通常情况下用X表示一定数目样本的特征数据,可以是Python的list类型,那么X是嵌套列表的列表,len(X)会是训练样本的数目,X[0]就是一个特征样本
通常用y表示目标值,在本问题中,需要预测一个小方块图片中是否包含数字,目标值就是True或False
from sklearn.cross_validation import train_test_split X_train, X_test, y_train, y_test = train_test_split(X,y,test_size=0.2)
以上代码表示,留20%的数据用于测试,80%的数据用于训练得到模型
2 训练模型
sklearn包的机器学习算法有非常统一的接口,这就意味着简单的修改几个地方就能将一种学习算法换成另一种学习算法
from sklearn import linear_model clf = linear_model.LogisticRegression()
这里使用最简单的逻辑回归进行学习,在导入包后,需要进行类初始化,得到一个分类器classifier。有的学习算法在初始化的时候需要初始化参数,比如支持向量机需要指定kernel的类型,逻辑回归不需要。
clf.fit(X_train,y_train)
对模型进行训练,不同的算法在这一步的背后有着完全不同的运算,但在sklearn中的接口却都是一样的。这样就完成了模型的拟合fit/学习。
y_predict = clf.predict(X_test)
分类器的predict方法可以对测试集的样本进行预测,返回预测的结果y_predict
3 评价模型的性能
这也完全不用你操心,sklearn包全包办了
from sklearn import metrics print(‘Confusion matrix:\n%s‘ % metrics.confusion_matrix(y_test,y_predict))
系统地评价模型性能需要借助混淆矩阵confusion matrix,它包含真阳性、真阴性、假阳性、假阴性样本的数目
输出的结果会是这样子的:
真实值 | |||
False | True | ||
预测值 | False | 真阴性76 | 假阴性1 |
True | 假阳性4 | 真阳性56 |
当然我添加了表格的头和说明。
很久以前我很不解什么真和假、阳性和阴性的含义,似乎是书本上觉得太简单以至于不需要写下来。
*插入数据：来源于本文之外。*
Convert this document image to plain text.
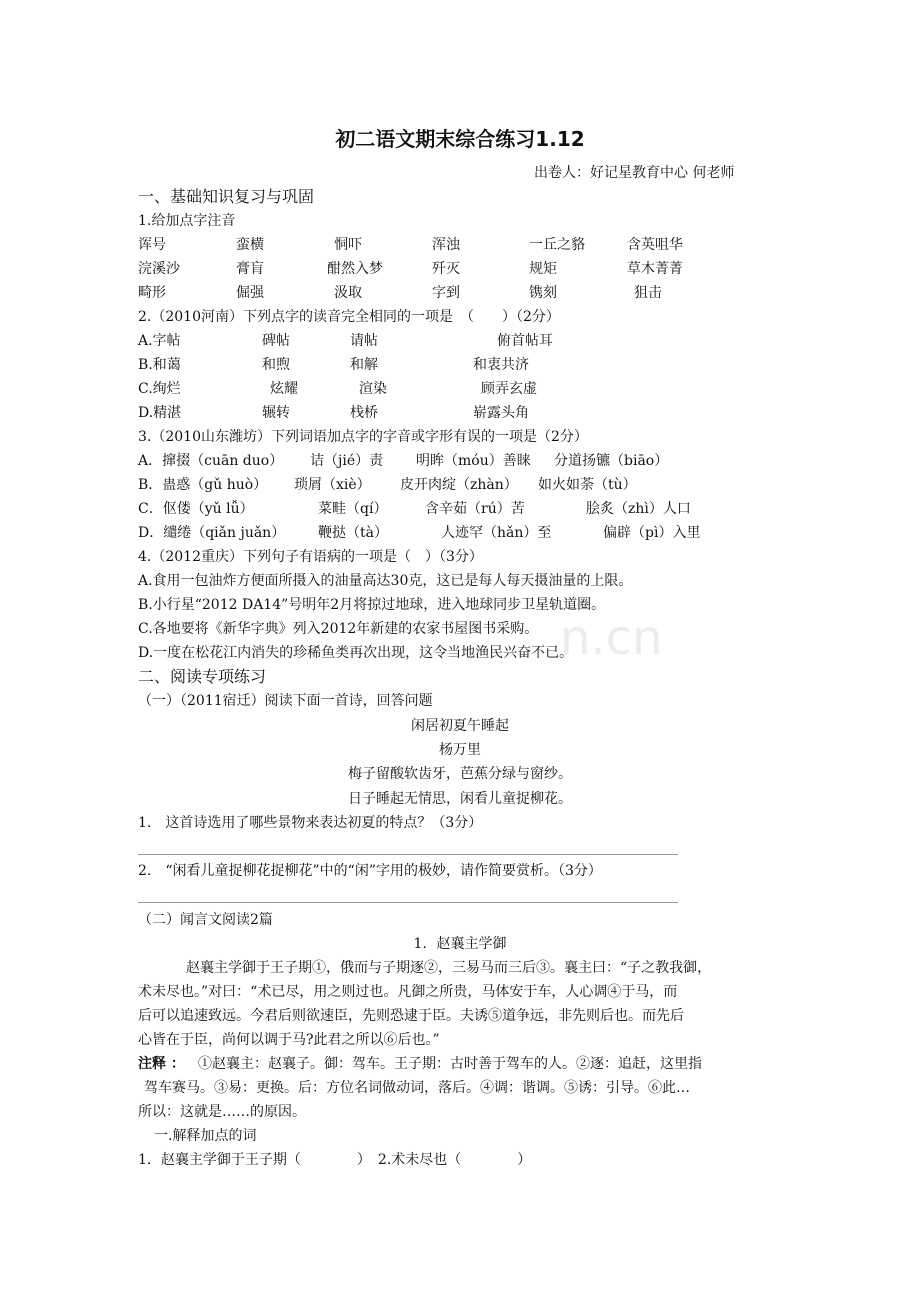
n.cn
初二语文期末综合练习1.12
出卷人：好记星教育中心 何老师
一、基础知识复习与巩固
1.给加点字注音
诨号	蛮横	恫吓	浑浊	一丘之貉	含英咀华
浣溪沙	膏肓	酣然入梦	歼灭	规矩	草木菁菁
畸形	倔强	汲取	字到	镌刻	狙击
2.（2010河南）下列点字的读音完全相同的一项是　（　　）（2分）
A.字帖	碑帖	请帖	俯首帖耳
B.和蔼	和煦	和解	和衷共济
C.绚烂	炫耀	渲染	顾弄玄虚
D.精湛	辗转	栈桥	崭露头角
3.（2010山东潍坊）下列词语加点字的字音或字形有误的一项是（2分）
A．撺掇（cuān duo） 诘（jié）责 明眸（móu）善睐 分道扬镳（biāo）
B．蛊惑（gǔ huò） 琐屑（xiè） 皮开肉绽（zhàn） 如火如荼（tù）
C．伛偻（yǔ lǚ）	菜畦（qí）	含辛茹（rú）苦	脍炙（zhì）人口
D．缱绻（qiǎn juǎn） 鞭挞（tà）	人迹罕（hǎn）至	偏辟（pì）入里
4.（2012重庆）下列句子有语病的一项是（　）（3分）
A.食用一包油炸方便面所摄入的油量高达30克，这已是每人每天摄油量的上限。
B.小行星“2012 DA14”号明年2月将掠过地球，进入地球同步卫星轨道圈。
C.各地要将《新华字典》列入2012年新建的农家书屋图书采购。
D.一度在松花江内消失的珍稀鱼类再次出现，这令当地渔民兴奋不已。
二、阅读专项练习
（一）（2011宿迁）阅读下面一首诗，回答问题
闲居初夏午睡起
杨万里
梅子留酸软齿牙，芭蕉分绿与窗纱。
日子睡起无情思，闲看儿童捉柳花。
1.　这首诗选用了哪些景物来表达初夏的特点？（3分）
2.　“闲看儿童捉柳花捉柳花”中的“闲”字用的极妙，请作简要赏析。（3分）
（二）闻言文阅读2篇
1．赵襄主学御
赵襄主学御于王子期①，俄而与子期逐②，三易马而三后③。襄主曰：“子之教我御，
术未尽也。”对曰：“术已尽，用之则过也。凡御之所贵，马体安于车，人心调④于马，而
后可以追速致远。今君后则欲速臣，先则恐逮于臣。夫诱⑤道争远，非先则后也。而先后
心皆在于臣，尚何以调于马?此君之所以⑥后也。”
注释 ： ①赵襄主：赵襄子。御：驾车。王子期：古时善于驾车的人。②逐：追赶，这里指
驾车赛马。③易：更换。后：方位名词做动词，落后。④调：谐调。⑤诱：引导。⑥此…
所以：这就是……的原因。
一.解释加点的词
1．赵襄主学御于王子期（　　　　）　2.术未尽也（　　　　）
但我看有很多人还是不理解的,也许是中文的翻译又增加了一层理解的复杂度。
阳性和阴性指预测的结果。
阳性也就是预测为True,一般为待分类的两类中罕见的一类,比如患有某种疾病、图片中包含数字;阴性也就是预测为False。
真指预测的结果正确,真阴性True Positive就是预测的结果为阴性,预测结果正确,真实也是阴性;假指的是预测结果错误。
没想到简单的逻辑回归,大多数预测的结果都为“真”,也就是预测正确。
通过真阳性、真阴性、假阳性、假阴性评价模型还不够直观,进一步有通过这几个值计算得到的预测精度precision和Recall(我叫它检出率)
print(‘Classification report for classifier %s:\n%s\n‘ % (clf,metrics.classification_report(y_test,y_predict)))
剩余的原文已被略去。